8月19日未明の米FOMC議事録公開後のドル高が一服し、8月20日夕安値149.182円で7月20日安値148.458円割れを回避してダブル底を形成、その後はドル全面安へ流れが変わる中でポンドドルの上昇を背景に戻り高値を日々切り上げてきた。

9月1日は夕刻へのドル円の上昇局面で151.949円まで上昇、152円に迫ったものの届かず、ドル円が反落する一方で31日夜高値から反落していたポンドドルが反騰に転じたことで支えられたが、ポンドドルが31日夜高値超えには至らずに深夜以降はやや下げたことでポンド円は夕刻からはジリ安推移となった。

注目材料 英製造業PMIは前月から低下

マークイットによる8月の英国製造業PMI(購買担当者景況指数)の改定値は60.3となり速報値の60.1から若干改善されたものの7月の60.4からは低下となり、6か月振り低水準となった。今年5月には65.6まで上昇していたがその後は低下傾向にある。英国の景気回復は続いているが、景気回復途上におけるサプライチェーンのボトルネックにより回復が鈍化している印象だ。変異株の感染拡大は新たなロックダウンを要しない状況ではあるが景気回復へのブレーキにもなっている印象だ。
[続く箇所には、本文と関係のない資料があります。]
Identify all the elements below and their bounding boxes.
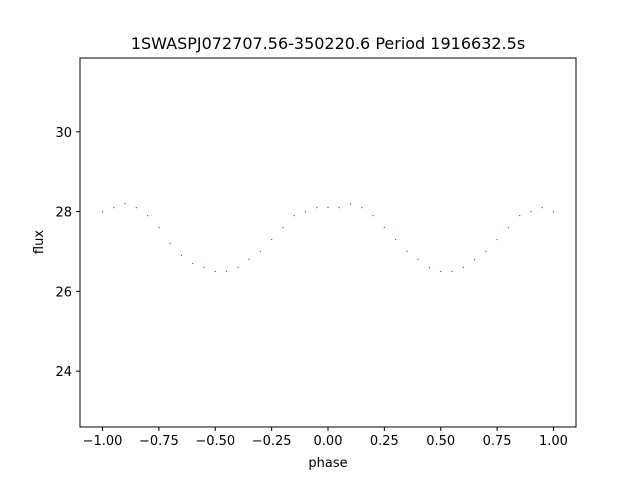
data-point bbox=[338, 206, 340, 209]
data-point bbox=[496, 238, 498, 241]
data-points bbox=[101, 203, 555, 273]
data-point bbox=[192, 262, 194, 265]
x-tick-label: 0.25 bbox=[370, 434, 399, 449]
data-point bbox=[473, 258, 476, 261]
data-point bbox=[316, 206, 318, 209]
data-point bbox=[147, 214, 149, 217]
data-point bbox=[541, 206, 543, 209]
data-point bbox=[135, 206, 137, 209]
data-point bbox=[169, 242, 171, 245]
chart-title: 1SWASPJ072707.56-350220.6 Period 1916632… bbox=[131, 34, 525, 53]
data-point bbox=[259, 250, 261, 253]
data-point bbox=[406, 250, 408, 253]
data-point bbox=[485, 250, 487, 253]
y-tick-label: 30 bbox=[55, 126, 72, 141]
y-axis-label: flux bbox=[32, 230, 47, 254]
data-point bbox=[519, 214, 521, 217]
data-point bbox=[271, 238, 273, 241]
data-point bbox=[440, 270, 442, 273]
data-point bbox=[304, 210, 307, 213]
data-point bbox=[113, 206, 115, 209]
data-point bbox=[462, 266, 464, 269]
data-point bbox=[124, 203, 126, 205]
data-point bbox=[372, 214, 374, 217]
x-tick-label: 1.00 bbox=[539, 434, 568, 449]
y-tick-label: 26 bbox=[55, 285, 72, 300]
data-point bbox=[552, 210, 555, 213]
data-point bbox=[383, 226, 385, 229]
x-tick-label: 0.75 bbox=[483, 434, 512, 449]
data-point bbox=[395, 238, 397, 241]
y-tick-label: 24 bbox=[55, 365, 72, 380]
data-point bbox=[428, 266, 431, 269]
data-point bbox=[451, 270, 453, 273]
data-point bbox=[203, 266, 205, 269]
data-point bbox=[248, 258, 250, 261]
x-tick-label: −1.00 bbox=[83, 434, 123, 449]
x-axis: −1.00 −0.75 −0.50 −0.25 0.00 0.25 0.50 0.75 1.00 bbox=[83, 427, 568, 449]
data-point bbox=[349, 203, 352, 205]
data-point bbox=[507, 226, 509, 229]
x-axis-label: phase bbox=[308, 456, 347, 471]
x-tick-label: −0.50 bbox=[195, 434, 235, 449]
x-tick-label: 0.50 bbox=[426, 434, 455, 449]
data-point bbox=[158, 226, 160, 229]
data-point bbox=[225, 270, 228, 273]
data-point bbox=[214, 270, 216, 273]
data-point bbox=[180, 254, 183, 257]
data-point bbox=[237, 266, 239, 269]
y-tick-label: 28 bbox=[55, 206, 72, 221]
data-point bbox=[361, 206, 363, 209]
x-tick-label: −0.25 bbox=[252, 434, 292, 449]
data-point bbox=[101, 210, 104, 213]
data-point bbox=[417, 258, 419, 261]
data-point bbox=[327, 206, 329, 209]
x-tick-label: 0.00 bbox=[314, 434, 343, 449]
data-point bbox=[282, 226, 284, 229]
data-point bbox=[293, 214, 295, 217]
x-tick-label: −0.75 bbox=[139, 434, 179, 449]
y-axis: 24 26 28 30 bbox=[55, 126, 80, 380]
data-point bbox=[530, 210, 532, 213]
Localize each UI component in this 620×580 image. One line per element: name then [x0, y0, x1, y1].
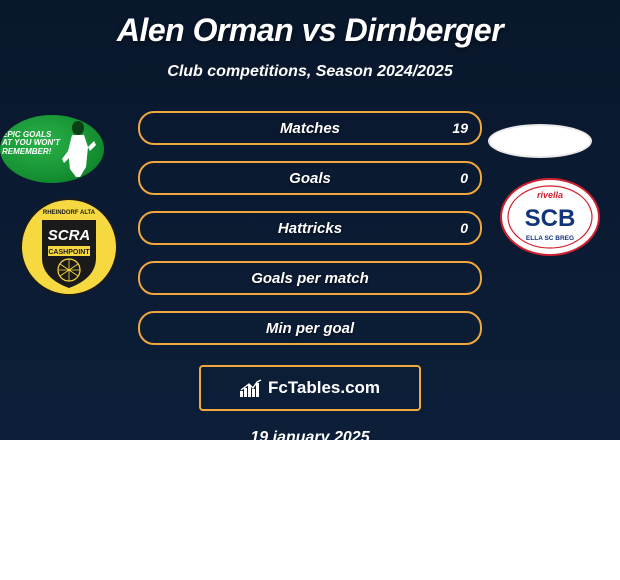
scb-main-label: SCB: [525, 205, 576, 232]
stat-label: Goals per match: [251, 270, 369, 287]
promo-text: EPIC GOALS AT YOU WON'T REMEMBER!: [2, 131, 62, 156]
scra-sub-label: CASHPOINT: [48, 249, 90, 256]
brand-label: FcTables.com: [268, 378, 380, 398]
stat-label: Min per goal: [266, 320, 354, 337]
stat-value-right: 0: [460, 220, 468, 236]
promo-badge: EPIC GOALS AT YOU WON'T REMEMBER!: [0, 115, 104, 183]
scb-sub-label: ELLA SC BREG: [526, 235, 574, 242]
player-silhouette-icon: [58, 119, 98, 179]
comparison-card: Alen Orman vs Dirnberger Club competitio…: [0, 0, 620, 440]
brand-box[interactable]: FcTables.com: [199, 365, 421, 411]
stat-row-hattricks: Hattricks 0: [138, 211, 482, 245]
chart-icon: [240, 379, 262, 397]
stat-row-matches: Matches 19: [138, 111, 482, 145]
right-team-oval: [488, 124, 592, 158]
stat-label: Hattricks: [278, 220, 342, 237]
stat-value-right: 0: [460, 170, 468, 186]
stat-row-min-per-goal: Min per goal: [138, 311, 482, 345]
stat-label: Matches: [280, 120, 340, 137]
scb-top-label: rivella: [537, 190, 563, 200]
page-title: Alen Orman vs Dirnberger: [0, 0, 620, 49]
scra-label: SCRA: [48, 227, 91, 244]
svg-text:RHEINDORF ALTA: RHEINDORF ALTA: [43, 210, 96, 216]
subtitle: Club competitions, Season 2024/2025: [0, 63, 620, 81]
stat-value-right: 19: [452, 120, 468, 136]
stat-row-goals-per-match: Goals per match: [138, 261, 482, 295]
scra-team-badge-icon: RHEINDORF ALTA SCRA CASHPOINT: [20, 198, 118, 296]
promo-line-3: REMEMBER!: [2, 147, 51, 156]
date-label: 19 january 2025: [0, 429, 620, 440]
stat-label: Goals: [289, 170, 331, 187]
scb-team-badge-icon: rivella SCB ELLA SC BREG: [500, 178, 600, 256]
stat-row-goals: Goals 0: [138, 161, 482, 195]
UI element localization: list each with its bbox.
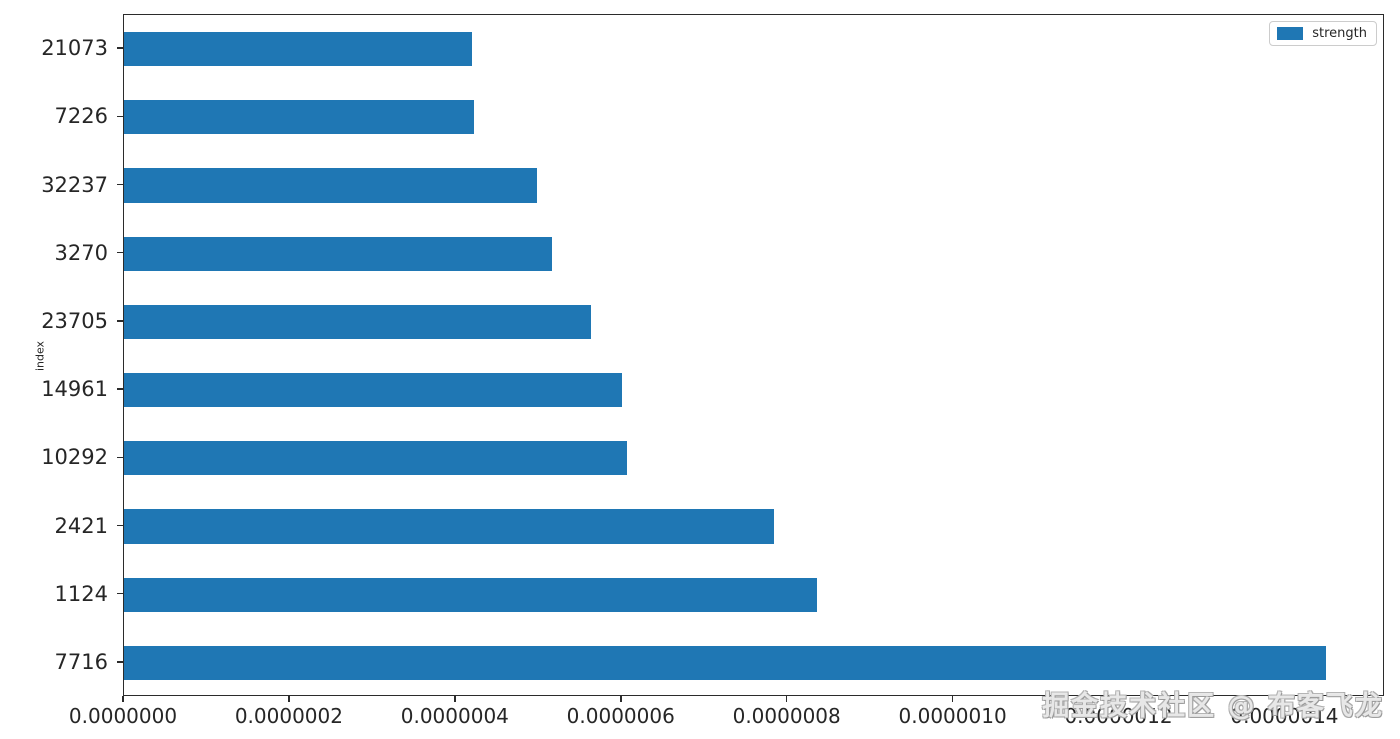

9月1日は独欧米の製造業PMI改定値等の発表もあったが、8月の独製造業PMIも速報値の62.7から62.6へ若干の下方修正、ユーロ圏8月PMI改定値も速報の61.5から61.4へ若干下方修正となった。

注目ポイント 週末の米雇用統計へ向けてドル安基調

9月1日に発表されたADP米民間雇用報告では非農業部門就業者数が前月比37.4万人増となり市場予想の61.3万人増を大きく下回った。この発表からドルは全面安の様相となり、その後に発表されたISMの8月製造業景況指数が予想を上回る改善だったことでドル安も収まったが、週末の米雇用統計本番も低調な数字になるのではないかとの思惑が強まっている。

9月3日に発表予定の8月米労働省雇用統計での非農業部門就業者数は75万人増の予想となっている。6月と7月はいずれも90万人を超えており、米連銀内のタカ派でもあるウォラー理事は7月分と8月分の雇用が80~100万人増なら米連銀はテーパリング開始を決定できるとしている。8月27日夜のパウエル米連銀議長によるジャクソンホール講演では年内のテーパリング開始を妥当としつつも早計な利上げはしないと強調したことで市場も楽観を回復してドル安の背景となっているが、8月の雇用統計が80万人を下回る水準なら米連銀のテーパリング開始も急がれず先行きの利上げ時期もまた後退するとしてドル安へ進みやすくなる。ただし、雇用統計にはサプライズも付き物であり、時々ADPとは真逆の結果となるケースもあるので予想外に強い数字ならドル全面高がぶり返す可能性も残るところだ。

短期テクニカル分析

ポンド円の60分足レベルでは概ね3日から5日周期での底打ちとピークアウトを繰り返すリズムがある。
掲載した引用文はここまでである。